Changes were also made to the state education funding formula to eliminate the disincentive for school districts to lower their levy. As a result, districts can reduce their reliance on property taxes without risking the loss of state funding, which provides an additional $8 million of property tax relief.

Admittedly these are not home runs, but we continue to make progress to address the unsustainable increase in property taxes on ag land that we have seen in recent years.

Economic growth was also a priority for the 2016 session. Unnecessary and costly regulations on wind production were repealed with LB 824. LB 176 repealed the ban on packer-ownership of swine, which puts Nebraska on a level playing field with our neighbor states. State law governing weight limits for ag equipment was clarified to reflect the size of modern equipment while maintaining local control with LB 977.

Finally, the Transportation Innovation Act, LB 960, invests $450 million in the state’s expressway system, county bridges and key infrastructure investments. Collectively, these bills ensure that Nebraska remains competitive for future investments and economic growth.

During the interim, I will be busy with events in the district.

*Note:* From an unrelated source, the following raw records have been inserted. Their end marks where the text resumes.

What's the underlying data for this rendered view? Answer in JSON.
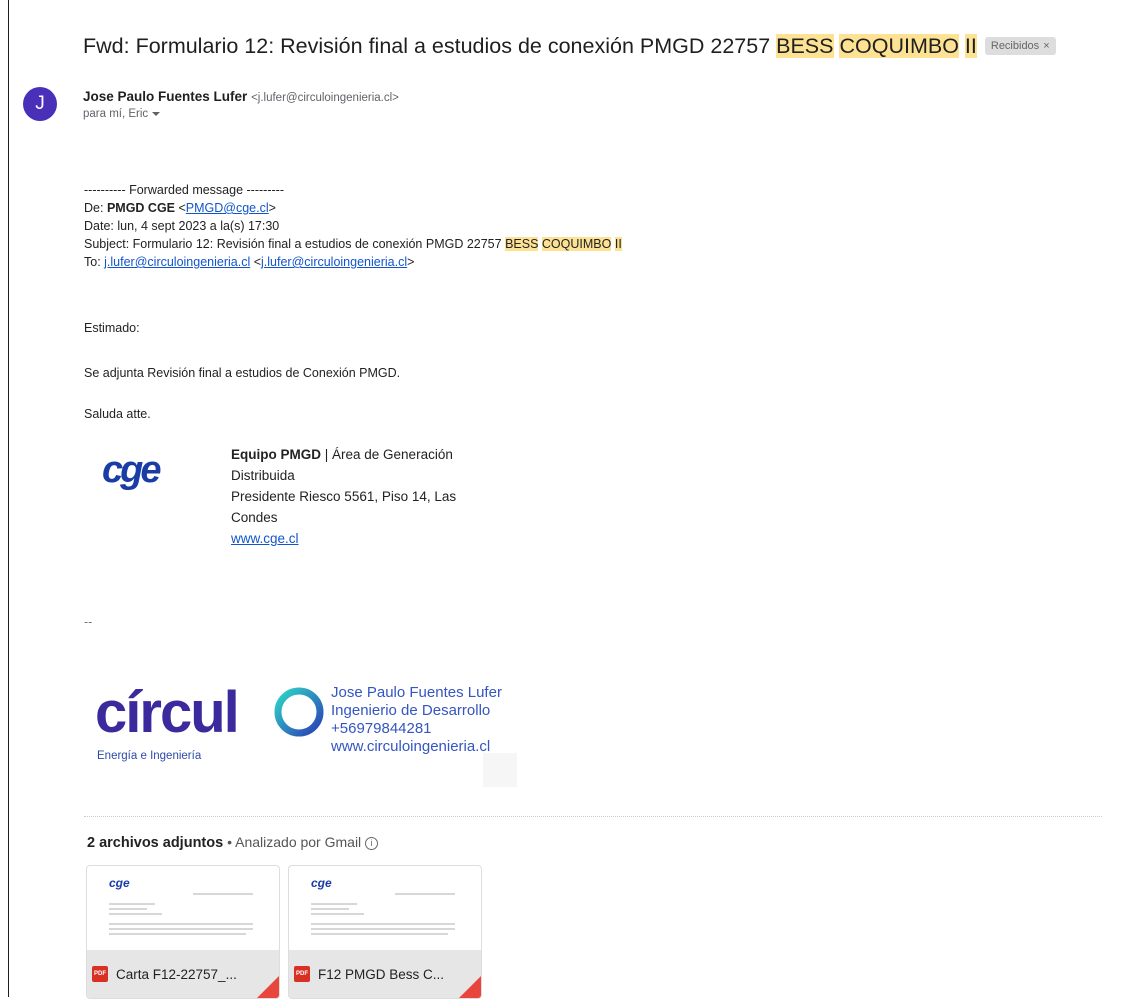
{
  "email": {
    "subject_prefix": "Fwd: Formulario 12: Revisión final a estudios de conexión PMGD 22757 ",
    "subject_hl1": "BESS",
    "subject_hl2": "COQUIMBO",
    "subject_hl3": "II",
    "label": "Recibidos",
    "label_close": "×",
    "avatar_letter": "J",
    "sender_name": "Jose Paulo Fuentes Lufer",
    "sender_email": "<j.lufer@circuloingenieria.cl>",
    "to_line": "para mí, Eric"
  },
  "forwarded": {
    "separator": "---------- Forwarded message ---------",
    "from_label": "De: ",
    "from_name": "PMGD CGE",
    "from_open": " <",
    "from_email": "PMGD@cge.cl",
    "from_close": ">",
    "date": "Date: lun, 4 sept 2023 a la(s) 17:30",
    "subject_prefix": "Subject: Formulario 12: Revisión final a estudios de conexión PMGD 22757 ",
    "subject_hl1": "BESS",
    "subject_hl2": "COQUIMBO",
    "subject_hl3": "II",
    "to_label": "To: ",
    "to_email1": "j.lufer@circuloingenieria.cl",
    "to_open": " <",
    "to_email2": "j.lufer@circuloingenieria.cl",
    "to_close": ">"
  },
  "message": {
    "greeting": "Estimado:",
    "body": "Se adjunta Revisión final a estudios de Conexión PMGD.",
    "closing": "Saluda atte."
  },
  "cge_signature": {
    "logo_text": "cge",
    "team": "Equipo PMGD",
    "area": " | Área de Generación",
    "area2": "Distribuida",
    "address1": "Presidente Riesco 5561, Piso 14, Las",
    "address2": "Condes",
    "website": "www.cge.cl"
  },
  "personal_signature": {
    "dashes": "--",
    "logo_text": "círculo",
    "logo_sub": "Energía e Ingeniería",
    "name": "Jose Paulo Fuentes Lufer",
    "role": "Ingenierio de Desarrollo",
    "phone": "+56979844281",
    "website": "www.circuloingenieria.cl"
  },
  "attachments": {
    "count_label": "2 archivos adjuntos",
    "sep": " • ",
    "scan_label": "Analizado por Gmail",
    "info_glyph": "i",
    "items": [
      {
        "name": "Carta F12-22757_...",
        "type": "PDF",
        "thumb_logo": "cge"
      },
      {
        "name": "F12 PMGD Bess C...",
        "type": "PDF",
        "thumb_logo": "cge"
      }
    ]
  },
  "colors": {
    "highlight": "#fde293",
    "link": "#1155cc",
    "avatar": "#4a2fb8",
    "cge_blue": "#1a3ca5",
    "circulo_blue": "#3455c2",
    "pdf_red": "#d93025"
  }
}
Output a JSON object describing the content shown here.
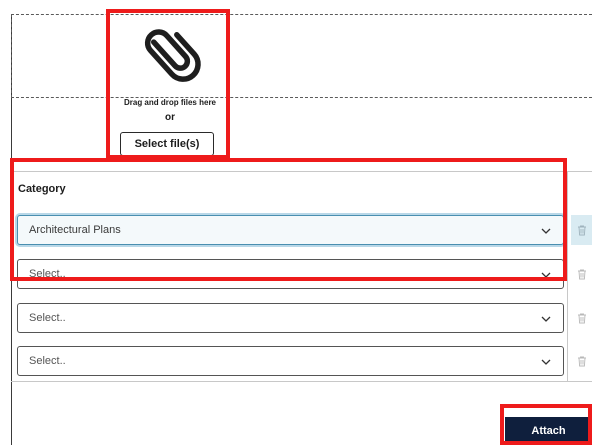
{
  "dropzone": {
    "icon": "paperclip-icon",
    "drag_text": "Drag and drop files here",
    "or_text": "or",
    "select_files_label": "Select file(s)"
  },
  "table": {
    "category_header": "Category",
    "rows": [
      {
        "value": "Architectural Plans",
        "placeholder": false
      },
      {
        "value": "Select..",
        "placeholder": true
      },
      {
        "value": "Select..",
        "placeholder": true
      },
      {
        "value": "Select..",
        "placeholder": true
      }
    ]
  },
  "actions": {
    "attach_label": "Attach"
  },
  "colors": {
    "highlight": "#ee1b1b",
    "attach_bg": "#0f1f3d",
    "active_select_border": "#4a8fb0"
  }
}
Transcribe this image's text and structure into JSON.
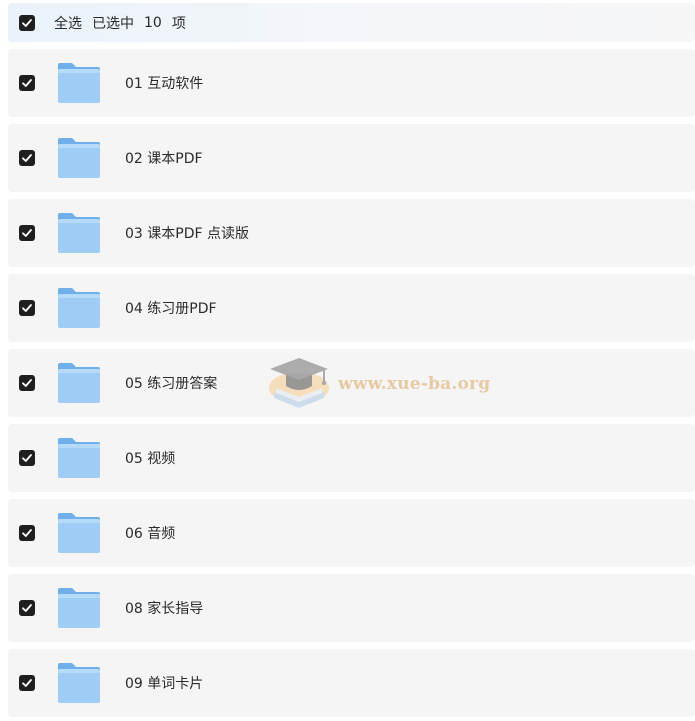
{
  "header": {
    "select_all_label": "全选",
    "selected_prefix": "已选中",
    "selected_count": "10",
    "selected_suffix": "项",
    "checked": true
  },
  "items": [
    {
      "label": "01 互动软件",
      "checked": true,
      "icon": "folder-icon"
    },
    {
      "label": "02 课本PDF",
      "checked": true,
      "icon": "folder-icon"
    },
    {
      "label": "03 课本PDF 点读版",
      "checked": true,
      "icon": "folder-icon"
    },
    {
      "label": "04 练习册PDF",
      "checked": true,
      "icon": "folder-icon"
    },
    {
      "label": "05 练习册答案",
      "checked": true,
      "icon": "folder-icon"
    },
    {
      "label": "05 视频",
      "checked": true,
      "icon": "folder-icon"
    },
    {
      "label": "06 音频",
      "checked": true,
      "icon": "folder-icon"
    },
    {
      "label": "08 家长指导",
      "checked": true,
      "icon": "folder-icon"
    },
    {
      "label": "09 单词卡片",
      "checked": true,
      "icon": "folder-icon"
    }
  ],
  "watermark": {
    "text": "www.xue-ba.org",
    "icon": "graduation-cap-book-icon"
  },
  "colors": {
    "folder_light": "#9fcdf6",
    "folder_dark": "#6fb0ea",
    "checkbox": "#1f1f1f",
    "row_bg": "#f5f5f6",
    "watermark_text": "#e7c9a2"
  }
}
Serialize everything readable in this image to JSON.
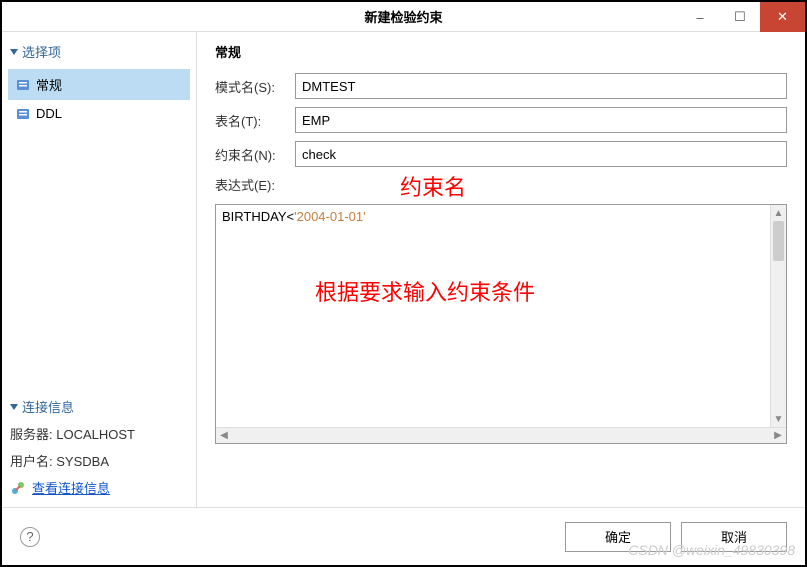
{
  "title": "新建检验约束",
  "sidebar": {
    "section": "选择项",
    "items": [
      {
        "label": "常规",
        "icon": "props-icon"
      },
      {
        "label": "DDL",
        "icon": "props-icon"
      }
    ]
  },
  "connection": {
    "section": "连接信息",
    "server_label": "服务器:",
    "server_value": "LOCALHOST",
    "user_label": "用户名:",
    "user_value": "SYSDBA",
    "link": "查看连接信息"
  },
  "content": {
    "heading": "常规",
    "schema_label": "模式名(S):",
    "schema_value": "DMTEST",
    "table_label": "表名(T):",
    "table_value": "EMP",
    "constraint_label": "约束名(N):",
    "constraint_value": "check",
    "expression_label": "表达式(E):",
    "expression_code_prefix": "BIRTHDAY<",
    "expression_code_str": "'2004-01-01'"
  },
  "annotations": {
    "constraint_name": "约束名",
    "expression_hint": "根据要求输入约束条件"
  },
  "footer": {
    "ok": "确定",
    "cancel": "取消"
  },
  "watermark": "CSDN @weixin_49830398"
}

If you have an event that you would like me to attend, please feel free to extend an invitation. I will also be involved in interim studies to develop a statewide plan for entrepreneurship and economic growth, update the banking laws, assess the need for a crime lab and oversee the Corrections Department.

I want to express my sincere appreciation to everyone who contacted me during the last two sessions to share their thoughts. We have much to be thankful for but I believe our best days are ahead of us.